Fortunately, there is a powerful alternative and a cure for our problems – the Lean Startup approach. With the help of Scrum tactics, we can get useful feedback, not after 12 months, but after just few weeks. Together with a software house we carefully choose the most important features of our product, that will address the pain points of our clients. After we find elements that hold the greatest value, we reach our end users with a dialogue. What we can get is a meaningful feedback on our product, and just after a few weeks, we enriched our business with a network of dedicated clients, engaged in creating a product with us.

Worst case scenario – if after those few weeks the feedback is totally negative and our users reject the app, we still have 11 months to improve it. Good news is that after many months of iterations and modifications we finally receive a product and we still have a valuable audience of customers. In the case of Waterfall, after the same period of time, we would be releasing an app without the initial feedback, and without marketing at all. Are we willing to risk that much?

Case study – Order management system in the B2B sector

The majority of IT platforms dedicated to B2B companies needs to have a module to manage the orders.

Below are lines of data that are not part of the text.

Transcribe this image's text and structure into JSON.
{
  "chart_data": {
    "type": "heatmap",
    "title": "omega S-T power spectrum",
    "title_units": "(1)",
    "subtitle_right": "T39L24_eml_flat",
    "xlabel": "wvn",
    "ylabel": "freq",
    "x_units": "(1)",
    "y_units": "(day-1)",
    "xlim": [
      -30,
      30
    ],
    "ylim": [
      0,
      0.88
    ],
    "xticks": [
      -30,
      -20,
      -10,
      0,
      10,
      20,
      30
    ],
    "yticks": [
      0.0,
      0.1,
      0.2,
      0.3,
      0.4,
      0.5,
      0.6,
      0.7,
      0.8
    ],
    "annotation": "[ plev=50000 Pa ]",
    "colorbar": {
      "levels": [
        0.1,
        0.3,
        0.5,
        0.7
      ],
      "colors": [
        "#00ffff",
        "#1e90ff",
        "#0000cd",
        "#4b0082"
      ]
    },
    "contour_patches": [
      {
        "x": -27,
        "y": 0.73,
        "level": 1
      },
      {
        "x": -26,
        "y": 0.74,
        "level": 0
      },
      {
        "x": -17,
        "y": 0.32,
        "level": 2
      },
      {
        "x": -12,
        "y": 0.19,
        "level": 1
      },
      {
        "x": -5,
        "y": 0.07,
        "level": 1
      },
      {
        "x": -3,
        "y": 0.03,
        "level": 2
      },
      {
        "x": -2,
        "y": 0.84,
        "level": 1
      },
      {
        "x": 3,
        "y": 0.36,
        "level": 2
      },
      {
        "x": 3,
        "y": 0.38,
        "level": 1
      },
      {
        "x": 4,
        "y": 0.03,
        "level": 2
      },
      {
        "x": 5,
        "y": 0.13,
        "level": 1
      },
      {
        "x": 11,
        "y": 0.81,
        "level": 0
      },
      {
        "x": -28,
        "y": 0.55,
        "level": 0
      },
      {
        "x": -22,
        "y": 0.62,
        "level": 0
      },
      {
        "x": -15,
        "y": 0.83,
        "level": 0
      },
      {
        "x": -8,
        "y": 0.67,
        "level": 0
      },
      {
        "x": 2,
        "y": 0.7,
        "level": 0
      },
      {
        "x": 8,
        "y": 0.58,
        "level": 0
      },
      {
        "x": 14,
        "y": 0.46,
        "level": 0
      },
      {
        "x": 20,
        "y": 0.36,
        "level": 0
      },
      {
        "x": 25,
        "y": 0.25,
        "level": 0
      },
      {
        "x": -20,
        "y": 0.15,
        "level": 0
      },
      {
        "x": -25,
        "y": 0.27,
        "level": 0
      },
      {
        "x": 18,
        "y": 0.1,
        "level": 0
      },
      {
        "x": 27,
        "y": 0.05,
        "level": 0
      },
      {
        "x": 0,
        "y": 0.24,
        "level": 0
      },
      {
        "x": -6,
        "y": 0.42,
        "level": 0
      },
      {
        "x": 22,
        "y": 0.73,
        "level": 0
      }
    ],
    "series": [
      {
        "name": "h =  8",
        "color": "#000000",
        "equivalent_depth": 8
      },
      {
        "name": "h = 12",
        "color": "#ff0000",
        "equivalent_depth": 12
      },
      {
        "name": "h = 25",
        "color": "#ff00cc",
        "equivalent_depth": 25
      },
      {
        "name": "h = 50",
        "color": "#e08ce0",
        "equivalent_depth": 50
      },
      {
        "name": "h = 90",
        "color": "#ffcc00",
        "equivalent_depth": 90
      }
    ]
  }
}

To build this sort of system we need to spend up to 50 thousands Euro. That’s pretty much painful, so we need to take a look at two solutions:

• Is there an application on the market that we can incorporate into our system? It will be cheaper and faster to buy a ready app and include it in our product. Instead of 3 months of work spent on building an app, it will take 3 days to solve this problem.

• If there is no application on the market that we can use, we need to ask ourselves – what elements our system requires to meet our demands? Perhaps we can produce a simplified version of a platform, which will be effective, will cost less, and finally – it will take only a few days of coding.

It’s all up to us

Choosing an effective project methodology is an essential business decision. At this stage, we can prevent our company from failure. The agile approach will save us time, money, and effort, and most importantly – it will lead us to a product that will resonate.